Student Advocates officials did not respond to a CNBC request for comment via LinkedIn.
Learn more about personal finance:
75% of families do not know a key date for obtaining financial assistance
Inflation drives up college tuition
Would you be included in student loan forgiveness?
Red flags: upfront costs, promises of “immediate” results
There are more than 44 million student borrowers in the United States, and the country’s total outstanding loan balance is over $1.7 trillion. The average student loan balance is about $30,000, up from $10,000 in the early 1990s, with many borrowers owing $100,000 or more. Reimbursement issues are common.
For fraudsters, it’s a scam opportunity, say consumer advocates.
Scam artists are increasingly promising borrowers forgiveness of student debt and lower payments. They often charge up-front fees of up to thousands of dollars for this “service,” which consumer advocates say is illegal.
“The Credit Repair Organizations Act 1996 prohibits charging up-front fees for credit repair, such as student loan cancellation, student loan consolidation and change of repayment plan,” said the education expert Mark Kantrowitz.
Never respond to requests to share your federal student ID except from your department or the government, Kantrowitz said.
Also be wary of any promise of “immediate” cancellation of your student debt, he added.
“As we all know, loan forgiveness is not such a quick process,” Kantrowitz said, citing one of the most popular — and real — programs. “Civil Service Loan Cancellation Takes 10 Years.”
These scammers will often offer services you could do yourself, online, in less than half an hour, advocates say.
For example, if you’re having trouble meeting your student loan repayments, you may be able to switch to an income-based repayment plan with your service agent.
Under the program, your monthly bills will be capped at a portion of your income. There is also economic difficulties and unemployment deferments available.

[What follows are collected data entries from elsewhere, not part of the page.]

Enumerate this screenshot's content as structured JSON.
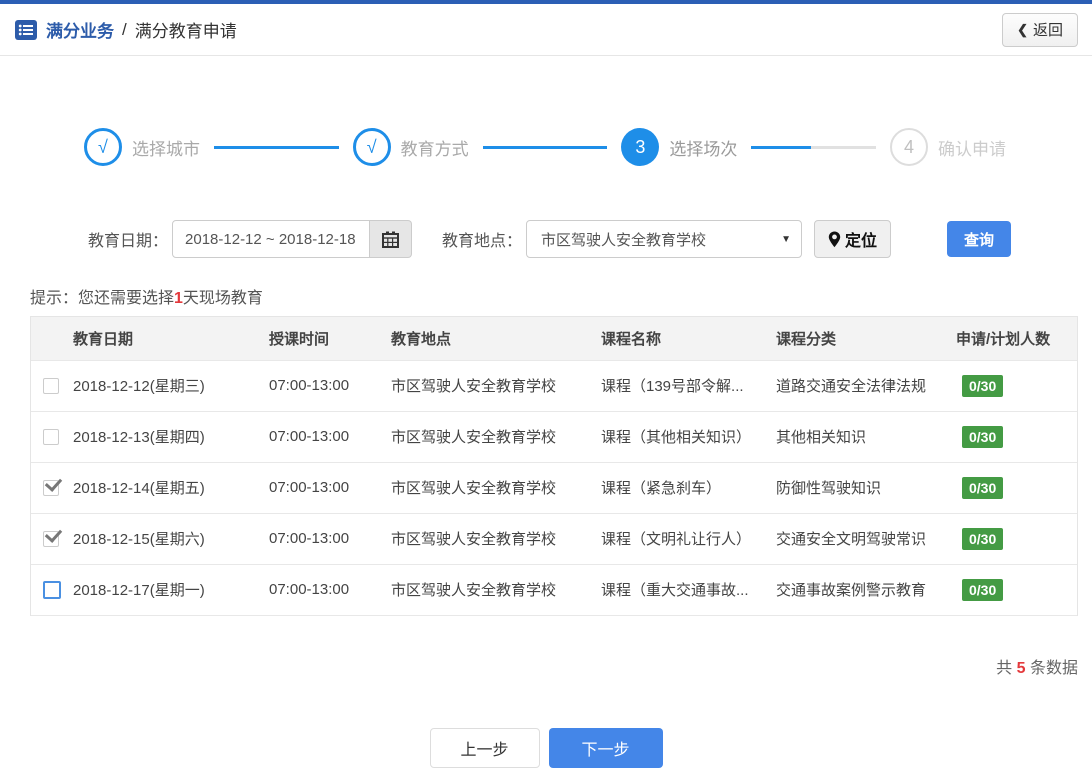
{
  "colors": {
    "topbar_blue": "#2b5fb5",
    "title_blue": "#2d5caa",
    "step_blue": "#1e8ee8",
    "button_blue": "#4486e8",
    "badge_green": "#449b44",
    "alert_red": "#e4393c"
  },
  "header": {
    "title": "满分业务",
    "separator": "/",
    "subtitle": "满分教育申请",
    "back_chevron": "❮",
    "back_label": "返回"
  },
  "steps": [
    {
      "marker": "√",
      "label": "选择城市",
      "state": "done"
    },
    {
      "marker": "√",
      "label": "教育方式",
      "state": "done"
    },
    {
      "marker": "3",
      "label": "选择场次",
      "state": "active"
    },
    {
      "marker": "4",
      "label": "确认申请",
      "state": "pending"
    }
  ],
  "filters": {
    "date_label": "教育日期：",
    "date_value": "2018-12-12 ~ 2018-12-18",
    "location_label": "教育地点：",
    "location_value": "市区驾驶人安全教育学校",
    "dropdown_arrow": "▼",
    "locate_label": "定位",
    "search_label": "查询"
  },
  "hint": {
    "prefix": "提示：您还需要选择",
    "highlight": "1",
    "suffix": "天现场教育"
  },
  "table": {
    "headers": [
      "教育日期",
      "授课时间",
      "教育地点",
      "课程名称",
      "课程分类",
      "申请/计划人数"
    ],
    "rows": [
      {
        "checked": false,
        "focus": false,
        "date": "2018-12-12(星期三)",
        "time": "07:00-13:00",
        "location": "市区驾驶人安全教育学校",
        "course": "课程（139号部令解...",
        "category": "道路交通安全法律法规",
        "count": "0/30"
      },
      {
        "checked": false,
        "focus": false,
        "date": "2018-12-13(星期四)",
        "time": "07:00-13:00",
        "location": "市区驾驶人安全教育学校",
        "course": "课程（其他相关知识）",
        "category": "其他相关知识",
        "count": "0/30"
      },
      {
        "checked": true,
        "focus": false,
        "date": "2018-12-14(星期五)",
        "time": "07:00-13:00",
        "location": "市区驾驶人安全教育学校",
        "course": "课程（紧急刹车）",
        "category": "防御性驾驶知识",
        "count": "0/30"
      },
      {
        "checked": true,
        "focus": false,
        "date": "2018-12-15(星期六)",
        "time": "07:00-13:00",
        "location": "市区驾驶人安全教育学校",
        "course": "课程（文明礼让行人）",
        "category": "交通安全文明驾驶常识",
        "count": "0/30"
      },
      {
        "checked": false,
        "focus": true,
        "date": "2018-12-17(星期一)",
        "time": "07:00-13:00",
        "location": "市区驾驶人安全教育学校",
        "course": "课程（重大交通事故...",
        "category": "交通事故案例警示教育",
        "count": "0/30"
      }
    ]
  },
  "summary": {
    "prefix": "共",
    "count": "5",
    "suffix": "条数据"
  },
  "footer": {
    "prev_label": "上一步",
    "next_label": "下一步"
  }
}
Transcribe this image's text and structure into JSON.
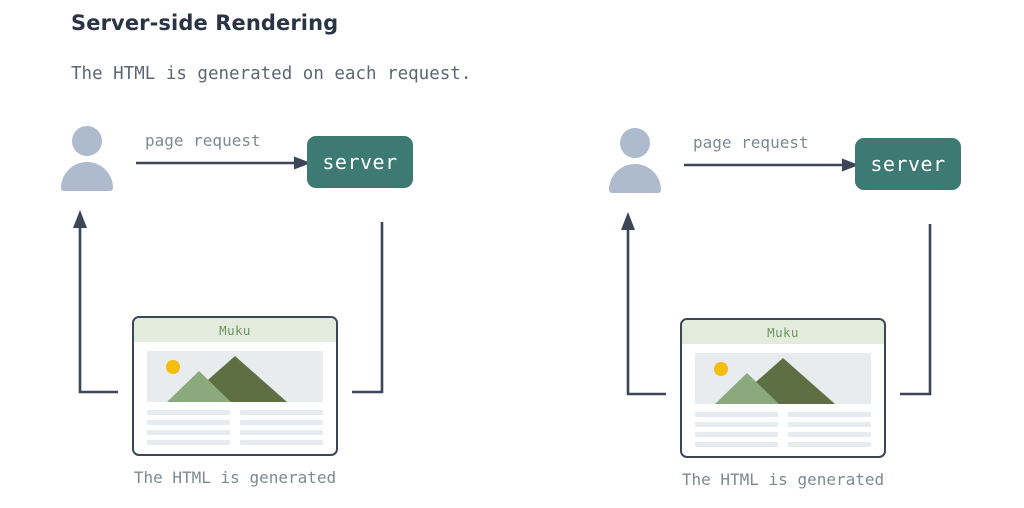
{
  "header": {
    "title": "Server-side Rendering",
    "subtitle": "The HTML is generated on each request."
  },
  "colors": {
    "background": "#ffffff",
    "title_text": "#2b3445",
    "body_text": "#5e6672",
    "muted_text": "#808891",
    "server_box": "#3d7a73",
    "server_label": "#ffffff",
    "user_icon": "#aebacd",
    "connector_line": "#3c4658",
    "browser_border": "#3c4658",
    "browser_titlebar": "#e3ebdd",
    "browser_title_text": "#6d9461",
    "hero_background": "#e8ecee",
    "sun": "#f5bd0e",
    "mountain_front": "#8aa97c",
    "mountain_back": "#5e7043",
    "text_line": "#e7ebee"
  },
  "flows": [
    {
      "id": "left",
      "user_icon": "user-person-icon",
      "request_label": "page request",
      "server_label": "server",
      "browser": {
        "title": "Muku",
        "hero_icon": "mountain-landscape-image",
        "sun_icon": "sun-icon",
        "text_line_rows": 4,
        "text_line_columns": 2
      },
      "caption": "The HTML is generated"
    },
    {
      "id": "right",
      "user_icon": "user-person-icon",
      "request_label": "page request",
      "server_label": "server",
      "browser": {
        "title": "Muku",
        "hero_icon": "mountain-landscape-image",
        "sun_icon": "sun-icon",
        "text_line_rows": 4,
        "text_line_columns": 2
      },
      "caption": "The HTML is generated"
    }
  ]
}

You can apply for these forms of relief free of charge from the Department of Education StudentAid.gov.
And remember that through at least the end of August, most federal student loan borrowers are off the hook with their payments, thanks to the pandemic-era policy that’s been in effect since March 2022.
Consumers who receive a check from the FTC and have questions about their refund should call the refund administrator, JND Legal Administration, at 877-540-0989, the commission said.